Wiegand Ariane, Nieratschker Vanessa, Plewnia Christian
Molecular Psychiatry, Department of Psychiatry and Psychotherapy, University of Tübingen Tübingen, Germany.
Neurophysiology and Interventional Neuropsychiatry, Department of Psychiatry and Psychotherapy, University of Tübingen Tübingen, Germany.
Front Hum Neurosci. 2016 Dec 22;10:651. doi: 10.3389/fnhum.2016.00651. eCollection 2016.

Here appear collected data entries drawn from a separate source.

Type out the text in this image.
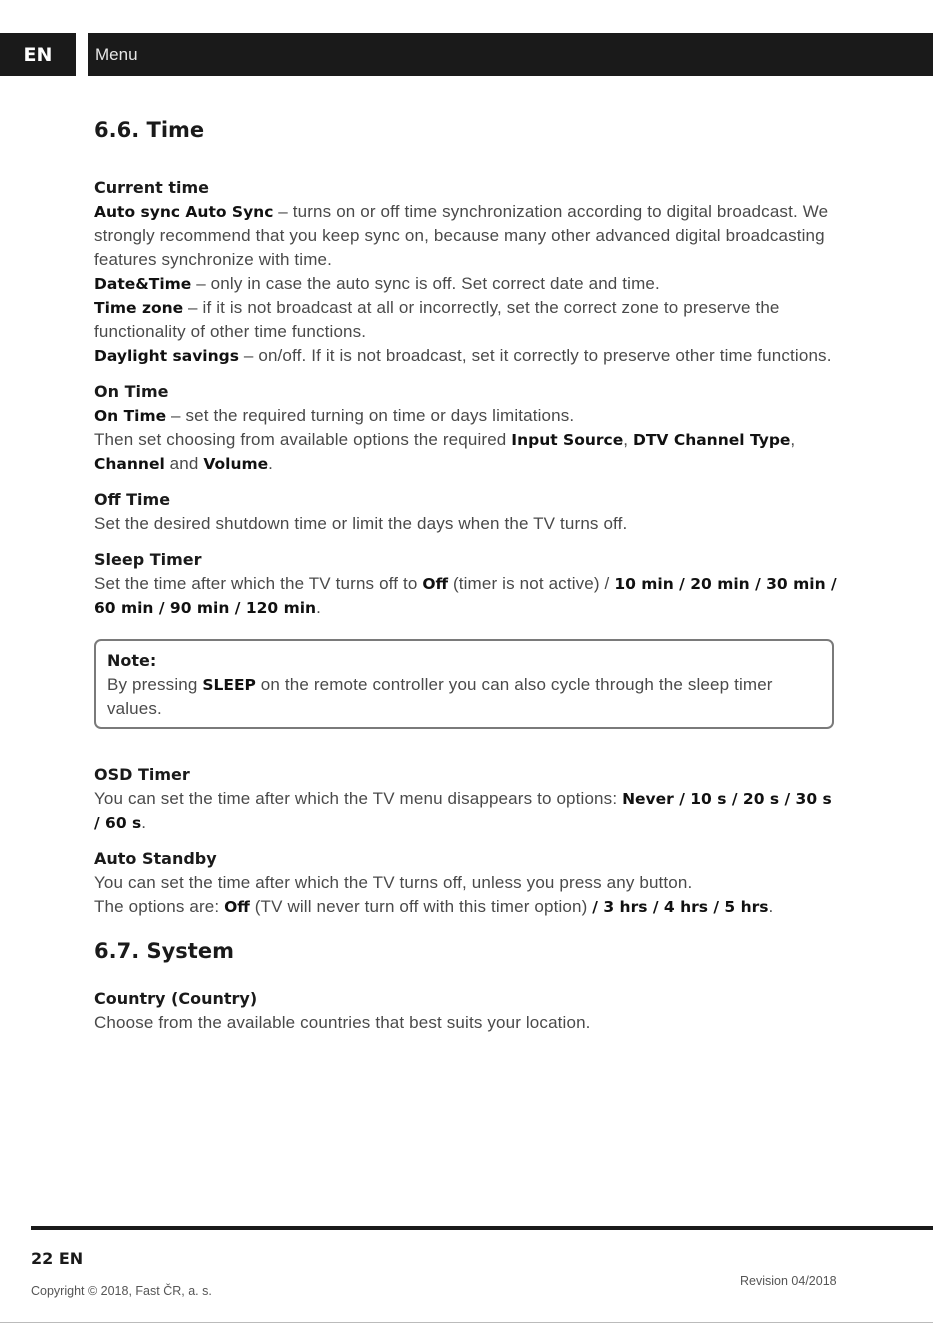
EN	Menu
6.6. Time
Current time

Auto sync Auto Sync – turns on or off time synchronization according to digital broadcast. We strongly recommend that you keep sync on, because many other advanced digital broadcasting features synchronize with time.

Date&Time – only in case the auto sync is off. Set correct date and time.

Time zone – if it is not broadcast at all or incorrectly, set the correct zone to preserve the functionality of other time functions.

Daylight savings – on/off. If it is not broadcast, set it correctly to preserve other time functions.

On Time

On Time – set the required turning on time or days limitations.

Then set choosing from available options the required Input Source, DTV Channel Type, Channel and Volume.

Off Time

Set the desired shutdown time or limit the days when the TV turns off.

Sleep Timer

Set the time after which the TV turns off to Off (timer is not active) / 10 min / 20 min / 30 min / 60 min / 90 min / 120 min.

Note:

By pressing SLEEP on the remote controller you can also cycle through the sleep timer values.

OSD Timer

You can set the time after which the TV menu disappears to options: Never / 10 s / 20 s / 30 s / 60 s.

Auto Standby

You can set the time after which the TV turns off, unless you press any button.

The options are: Off (TV will never turn off with this timer option) / 3 hrs / 4 hrs / 5 hrs.

6.7. System
Country (Country)

Choose from the available countries that best suits your location.

22 EN
Copyright © 2018, Fast ČR, a. s.
Revision 04/2018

High inter-individual variability substantially challenges the explanatory power of studies on the modulation of cognitive functions with transcranial direct current stimulation (tDCS). These differences in responsivity have been linked with a critical state-dependency of stimulation effects. In general, genetic diversity is a decisive biological basis of variations in neuronal network functioning. Therefore, it is most likely that inter-individual variability of tDCS-induced changes in cognitive functions is due to specific interactions between genetically determined network properties and the specific type of stimulation. In this context, predominantly the brain-derived neurotrophic factor (BDNF) Val66Met and the catechol-O-methyltransferase (COMT) Val108/158Met polymorphisms have been investigated. The studies on the interaction between the BDNF Val66Met polymorphism and the effect of brain stimulation indicate a critical but yet heterogeneous interaction. But up to now, data on the interplay between this polymorphism and tDCS on cognitive functioning are not available. However, recently, the functional Val(108/158)Met polymorphism in the COMT gene, that is particularly involved in the regulation of executive functions by means of the dopaminergic tone in frontal brain areas, has been demonstrated to specifically predict the effect of tDCS on cognitive control. Following an inverted U-shaped function, the high dopaminergic activity in Met allele homozygous individuals has been shown to be associated with a reduction of executive functioning by anodal tDCS to the prefrontal cortex. Consistently, Val homozygous individuals with lower dopaminergic tone show a clear reduction of response inhibition with cathodal tDCS. These findings exemplify the notion of a complex but neurophysiologically consistent interaction between genetically determined variations of neuronal activity and tDCS, particularly in the cognitive domain. Consequently, a systematic analysis and consideration of genetic modulators of tDCS effects will be helpful to improve the efficacy of brain stimulation and particularly tDCS in the investigation and treatment of cognitive functions.
个体间的高度变异性对经颅直流电刺激(tDCS)调节认知功能的研究的解释力构成了重大挑战。这些反应性差异与刺激效应的关键状态依赖性有关。一般来说,遗传多样性是神经网络功能变化的决定性生物学基础。因此,tDCS诱导的认知功能变化的个体间变异性很可能是由于基因决定的网络特性与特定刺激类型之间的特定相互作用。在这种背景下,主要对脑源性神经营养因子(BDNF)Val66Met和儿茶酚-O-甲基转移酶(COMT)Val108/158Met多态性进行了研究。关于BDNF Val66Met多态性与脑刺激效应之间相互作用的研究表明存在关键但异质性的相互作用。但到目前为止,关于这种多态性与tDCS对认知功能相互作用的数据尚不可用。然而,最近,COMT基因中的功能性Val(108/158)Met多态性已被证明能特异性预测tDCS对认知控制的影响,该多态性尤其通过额叶脑区的多巴胺能张力参与执行功能的调节。遵循倒U形函数,已表明Met等位基因纯合个体中的高多巴胺能活性与经阳极tDCS刺激前额叶皮质后执行功能的降低有关。一致地,多巴胺能张力较低的Val纯合个体在经阴极tDCS刺激后反应抑制明显降低。这些发现例证了基因决定的神经元活动变化与tDCS之间复杂但神经生理学上一致的相互作用的概念,特别是在认知领域。因此,系统分析和考虑tDCS效应的基因调节因子将有助于提高脑刺激尤其是tDCS在认知功能研究和治疗中的疗效。